Two of the most common forms of literature in the bible are songs and prophecies. They come together in the fifth chapter of the prophecy of Isaiah, where God directs the prophet to sing a song. God gives Isaiah the lyrics to this song, and they make up the chapter. The song laments the state of Israel, which is pictured as a vineyard owned by none other than God himself. The metaphor the song develops is this: Israel, as a culture, is God’s vineyard, and was supposed to bear the fruit which God wanted.
The fruits God wanted were the cultural and societal effects of human lives lived in fellowship with God, and guided by his laws. In verse 7, the fruits are listed, and there’s only two: justice, and righteousness. If you study the bible’s teachings on these two very central words, you find that God wanted a society in which his character, as expressed in his directions for human life, found expression in the families and friendships and workplaces and government and worship of the people–in other words, in all of daily life, public and private. And the character of this life was one of justice and righteousness. As I’ve posted on this blog before, you could characterize these words this way:
If God has his way, the world will be a place where God is known and worshiped by everyone, so everywhere you go is full of his life-giving, personal presence, so no one oppresses anyone, everyone has everything they need, everyone is nurtured to health and strength and no one ever conquers or oppresses or invades or steals and everyone is safe and everywhere is safe.
But this is exactly not the kind of culture Israel was creating. The second verse of the chapter says that instead of these “good grapes,” Israel the vineyard was producing “wild grapes,” fruit God wasn’t interested in, and couldn’t use. Verse seven reads:
“For the vineyard of the LORD of hosts is the house of Israel,
And the men of Judah are His pleasant plant.

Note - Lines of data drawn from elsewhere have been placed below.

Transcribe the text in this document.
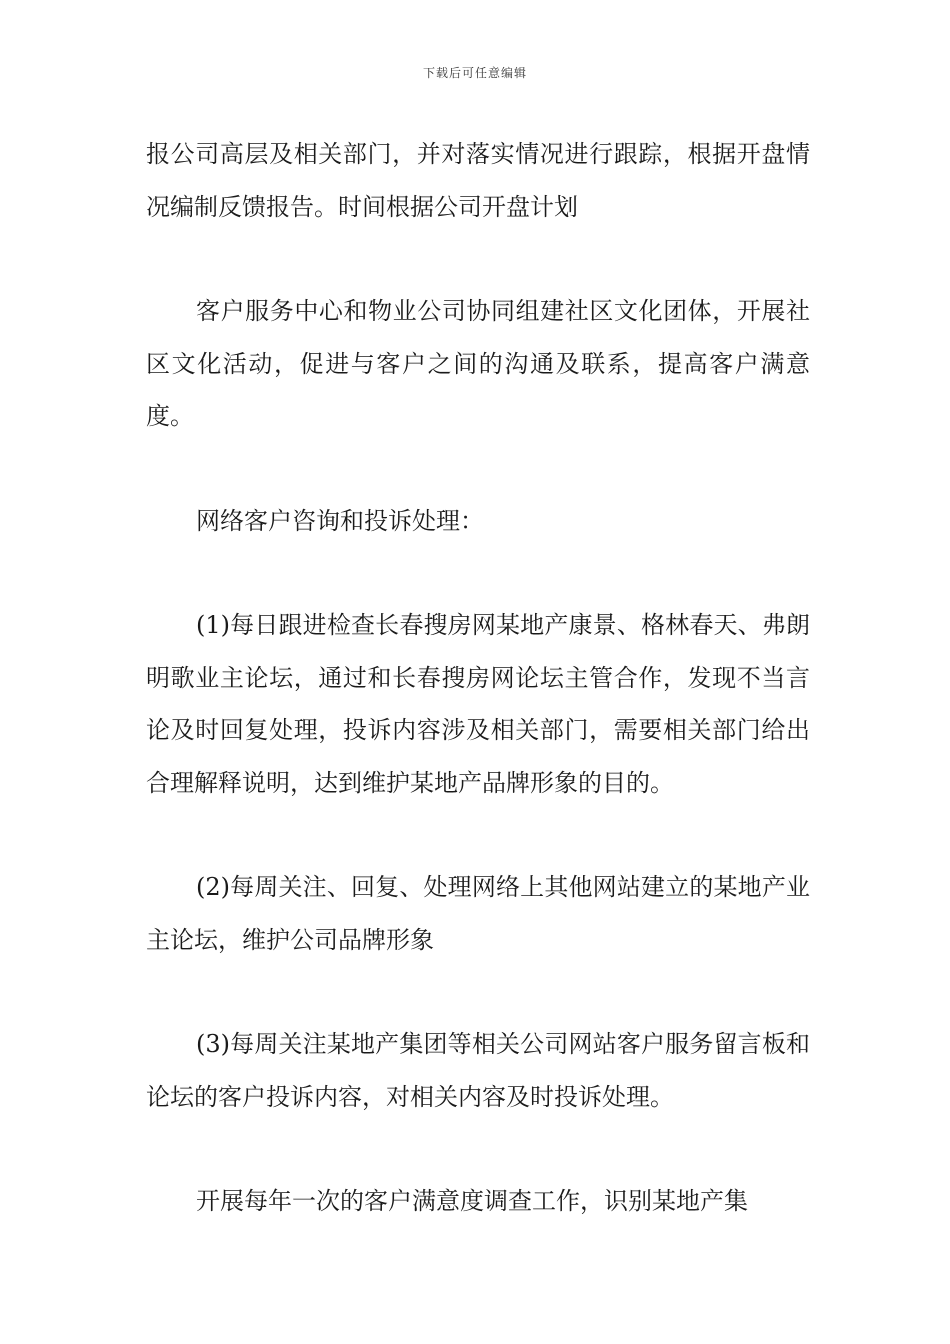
下载后可任意编辑

报公司高层及相关部门，并对落实情况进行跟踪，根据开盘情况编制反馈报告。时间根据公司开盘计划

客户服务中心和物业公司协同组建社区文化团体，开展社区文化活动，促进与客户之间的沟通及联系，提高客户满意度。

网络客户咨询和投诉处理：

(1)每日跟进检查长春搜房网某地产康景、格林春天、弗朗明歌业主论坛，通过和长春搜房网论坛主管合作，发现不当言论及时回复处理，投诉内容涉及相关部门，需要相关部门给出合理解释说明，达到维护某地产品牌形象的目的。

(2)每周关注、回复、处理网络上其他网站建立的某地产业主论坛，维护公司品牌形象

(3)每周关注某地产集团等相关公司网站客户服务留言板和论坛的客户投诉内容，对相关内容及时投诉处理。

开展每年一次的客户满意度调查工作，识别某地产集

He looked for justice, but behold, oppression;
For righteousness, but behold, a cry for help.“
What did Israel’s culture produce? Oppression, and cries for help. That’s what made this culture foul-tasting,and the vineyard unusable, to God. And then, starting in verse 8, God speaks through the prophet, drops the metaphor, and elaborates on exactly what form these “bad grapes” took in the culture.
I encourage you to work through this list, maybe even with bible in hand. It’s a blow-by-blow cultural critique from God himself. As always, when we read the prophets, we have the opportunity to see how our culture is like the one Israel produced.
So here are the “wild grapes” Israel was growing:
- Selfish use of resources and economic oppression, with the rich living in luxury. (v.8-10)
- Drunkenness and feasting with music, but no knowledge of God. Entertainment, but no worship, devotion, or even basic acknowledgement of God. (v.11-12)
- Active pursuit of sin, while challenging God to show himself. (v.18-19)
- Calling good “evil.” And calling evil “good.” (v.20)
- Thinking they’re really wise. (But not actually checking to see if they are, according to God’s standard.) (v.21)
- Being heroes…but only at getting intoxicated. (v.22)
- Perverting justice, so that those with money get their way at the expense of those who don’t have means. (v.23)
And if you keep reading, you see the result of all these situations…God’s judgment (v.24-30).
Friends, let’s keep reading, praying, and living our daily lives out of the things we see in the scriptures. Let’s always be moved to be engaged in spreading God’s message. The world kicks up a lot of dust, and it’s easy to get disoriented, but the word of God will be our light in murky places. It will keep our heads on straight, and keep us alert to what is really going on.